Australia is no stranger to whiskey production: during the 19th and part of the 20th centuries, it was the fourth-largest producer in the world, but all distilleries were closed by the 1980s, with Tasmania actually banning the practice way back in 1839. It was about 150 years before the industry got back up again when Bill Lark worked Tasmania’s soil, strong barley crops, good water, easily sourced highland peat—and overcame legal hurdles in 1992 by establishing Lark Distillery. Other craft distillers followed suit, and now there are a double-handful of distilleries in Tasmania and several more on the mainland, bringing Australia up to first-class production in less than 25 years.
When it comes to New Zealand, the birthplace of Manuka honey, it’s had just as many problems as its Aussie neighbor. Crown was established in 1870 as a legal distillery that went under in only three years due the great weight of government regulations, and the same fate quickly befell the New Zealand Distillery. Jump ahead to about one century later, and the desire for legal whiskey started gaining traction when Willowbank (or Wilson’s Distillery) opened in 1969. Purchased by Seagram in the 1980s, Willowbank improved in quality, production, and distribution, but upon selling to Fosters in 1997, the doors were closed.
That is, until the New Zealand Whiskey Company of Oamaru bought most of the leftover stock at auction.
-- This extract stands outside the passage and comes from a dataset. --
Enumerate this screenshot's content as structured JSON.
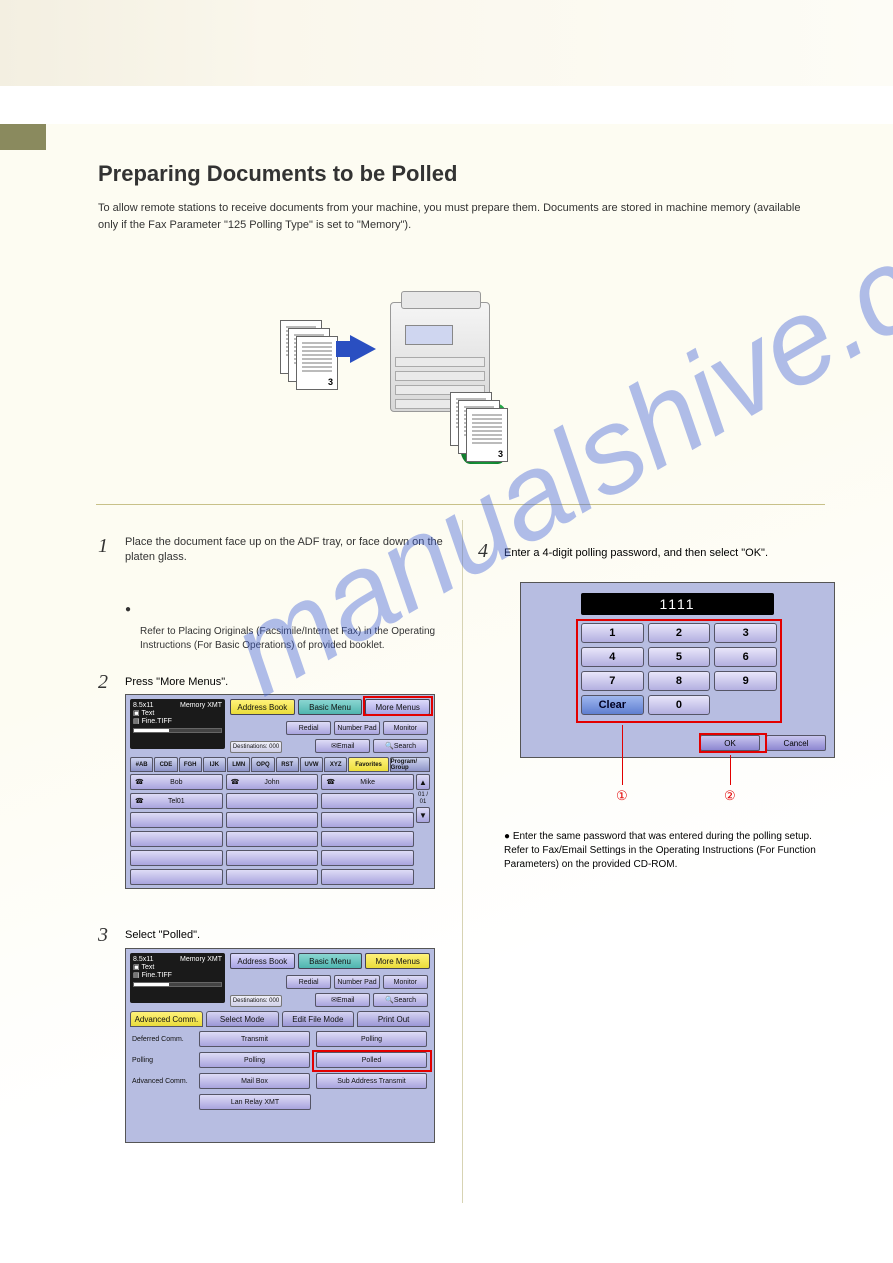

From there, it has been releasing award-winning, aged spirits for the past few years. Thomson’s, which sells some of the Willowbank stock under its own label, opened a distillery in 2014 and hopes to release a premium single-malt. And the Kiwi Spirit Distillery in Takaka sells a six-year-old single-malt, aged in honey-mead barrels they’ve dubbed Waitui Manuka Honey Whiskey. Though New Zealand isn’t in the same league as Australia, it certainly is on its way.
BY and by, whiskey lovers who’ve never had the chance to taste Australian whiskey or even Manuka honey whiskey have something to look forward to. With both Oceanic countries kicking up production, the prospects on that front are looking promising indeed, as they might deserve after a literal century slowing each country down.